# Link Trainer in Findlay, Ohio



## 5shot56 (Jul 6, 2012)

Just wanted to let everyone know that I added a WW2 Link Trainer to the collections of the Hancock Historical Museum in Findlay, Ohio. The Link trainer is complete with desk other related. This Link Trainer was one owned by Michael C. Murphy (D-Day Pilot who was in charge of the US Glider Program lead glider to land at Normandy). The Hancock Historical Museum also has other related Murphy items from when he lived in our town.

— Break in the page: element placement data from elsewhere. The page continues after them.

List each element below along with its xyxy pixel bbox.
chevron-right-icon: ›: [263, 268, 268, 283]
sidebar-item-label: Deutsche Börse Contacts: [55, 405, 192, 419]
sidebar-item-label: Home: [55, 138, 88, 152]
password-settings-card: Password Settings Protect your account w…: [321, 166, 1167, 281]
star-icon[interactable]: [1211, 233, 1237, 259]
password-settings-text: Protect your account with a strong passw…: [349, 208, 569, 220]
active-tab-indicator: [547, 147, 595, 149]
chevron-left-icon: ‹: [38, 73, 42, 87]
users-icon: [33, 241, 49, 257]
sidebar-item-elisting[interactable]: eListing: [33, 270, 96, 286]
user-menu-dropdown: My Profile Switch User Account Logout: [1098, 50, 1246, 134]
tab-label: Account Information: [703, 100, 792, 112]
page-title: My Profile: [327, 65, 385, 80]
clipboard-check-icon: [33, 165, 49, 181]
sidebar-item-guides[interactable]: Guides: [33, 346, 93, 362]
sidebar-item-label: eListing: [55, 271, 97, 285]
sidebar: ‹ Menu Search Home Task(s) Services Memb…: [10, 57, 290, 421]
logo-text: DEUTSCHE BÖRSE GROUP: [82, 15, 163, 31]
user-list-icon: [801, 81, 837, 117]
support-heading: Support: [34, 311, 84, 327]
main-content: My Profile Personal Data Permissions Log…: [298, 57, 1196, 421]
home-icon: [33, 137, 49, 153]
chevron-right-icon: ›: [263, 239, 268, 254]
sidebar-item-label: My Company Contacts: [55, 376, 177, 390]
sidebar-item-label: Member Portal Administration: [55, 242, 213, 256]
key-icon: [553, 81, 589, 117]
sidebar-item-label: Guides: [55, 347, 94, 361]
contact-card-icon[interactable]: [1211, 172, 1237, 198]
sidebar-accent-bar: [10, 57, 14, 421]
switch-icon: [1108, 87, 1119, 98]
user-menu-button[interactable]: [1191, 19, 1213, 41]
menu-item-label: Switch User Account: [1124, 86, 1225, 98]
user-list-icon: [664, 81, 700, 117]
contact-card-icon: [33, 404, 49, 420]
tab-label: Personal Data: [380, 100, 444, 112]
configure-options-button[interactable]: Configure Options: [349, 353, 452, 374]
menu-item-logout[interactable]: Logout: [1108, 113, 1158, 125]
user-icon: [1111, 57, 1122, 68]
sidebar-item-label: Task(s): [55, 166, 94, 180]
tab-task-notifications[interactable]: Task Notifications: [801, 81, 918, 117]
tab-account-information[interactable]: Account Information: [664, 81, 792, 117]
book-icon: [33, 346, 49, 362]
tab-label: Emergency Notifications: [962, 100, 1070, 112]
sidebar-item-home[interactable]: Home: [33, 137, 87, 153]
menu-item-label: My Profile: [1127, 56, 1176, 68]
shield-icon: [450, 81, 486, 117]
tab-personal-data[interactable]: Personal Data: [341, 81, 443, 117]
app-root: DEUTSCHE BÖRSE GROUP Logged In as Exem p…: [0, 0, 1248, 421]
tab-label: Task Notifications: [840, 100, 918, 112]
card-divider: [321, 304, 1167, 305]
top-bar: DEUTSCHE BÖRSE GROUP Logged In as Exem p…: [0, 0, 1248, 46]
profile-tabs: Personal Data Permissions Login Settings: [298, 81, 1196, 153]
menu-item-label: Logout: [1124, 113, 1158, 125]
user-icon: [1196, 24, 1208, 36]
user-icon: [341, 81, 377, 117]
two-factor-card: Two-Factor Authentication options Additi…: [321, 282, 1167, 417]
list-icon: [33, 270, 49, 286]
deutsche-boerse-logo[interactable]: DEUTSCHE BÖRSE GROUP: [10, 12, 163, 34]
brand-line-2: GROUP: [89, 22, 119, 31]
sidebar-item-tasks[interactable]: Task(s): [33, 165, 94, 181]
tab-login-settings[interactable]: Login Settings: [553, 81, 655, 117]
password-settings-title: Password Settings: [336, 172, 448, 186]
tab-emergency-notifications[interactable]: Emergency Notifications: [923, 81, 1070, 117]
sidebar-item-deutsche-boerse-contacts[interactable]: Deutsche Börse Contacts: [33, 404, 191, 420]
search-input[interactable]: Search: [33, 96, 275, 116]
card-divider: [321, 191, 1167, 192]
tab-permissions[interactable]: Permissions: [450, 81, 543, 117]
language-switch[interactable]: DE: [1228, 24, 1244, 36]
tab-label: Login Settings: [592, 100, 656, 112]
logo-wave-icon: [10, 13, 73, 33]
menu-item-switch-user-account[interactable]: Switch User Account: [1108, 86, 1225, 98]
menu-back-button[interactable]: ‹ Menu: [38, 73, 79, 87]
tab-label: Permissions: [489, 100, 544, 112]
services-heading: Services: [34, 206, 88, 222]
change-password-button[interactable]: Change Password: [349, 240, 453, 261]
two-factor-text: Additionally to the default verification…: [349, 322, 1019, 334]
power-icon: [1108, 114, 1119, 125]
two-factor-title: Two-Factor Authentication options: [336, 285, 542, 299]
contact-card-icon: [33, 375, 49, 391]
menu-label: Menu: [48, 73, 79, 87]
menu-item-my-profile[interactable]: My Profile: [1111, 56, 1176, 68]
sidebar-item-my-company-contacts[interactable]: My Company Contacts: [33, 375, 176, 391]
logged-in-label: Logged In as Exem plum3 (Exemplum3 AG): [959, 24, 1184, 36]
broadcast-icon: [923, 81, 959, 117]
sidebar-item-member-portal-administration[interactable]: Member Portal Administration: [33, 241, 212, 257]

We also have a 1/2 scale F4U Corsair that was built by Ed Kuhn (WW2 Korean War corsair pilot) in our collections.

Welcome To The Hancock Historical Museum - Findlay, Ohio


----------



## evangilder (Jul 6, 2012)

Neat stuff. Does it work? 

The CAF in SoCal had one for a few years that someone offered to fix. It then disappeared for years and must have passed through a few hands before getting donated again.


----------



## A4K (Jul 6, 2012)

Great stuff mate! We also had one in my ATC unit in New Zealand, in semi-working condition. (Don't know it's current status)


----------



## Airframes (Jul 6, 2012)

great stuff. My local Aero Club got one some years ago, and it was actually used for instruction and practice for those going for their Instrument Rating.


----------



## Njaco (Jul 6, 2012)

WE have one at the Millville Army Airfield Museum. They let kids sit in it during the airshows.


----------



## Wayne Little (Jul 10, 2012)

Cool! that is great stuff!!


----------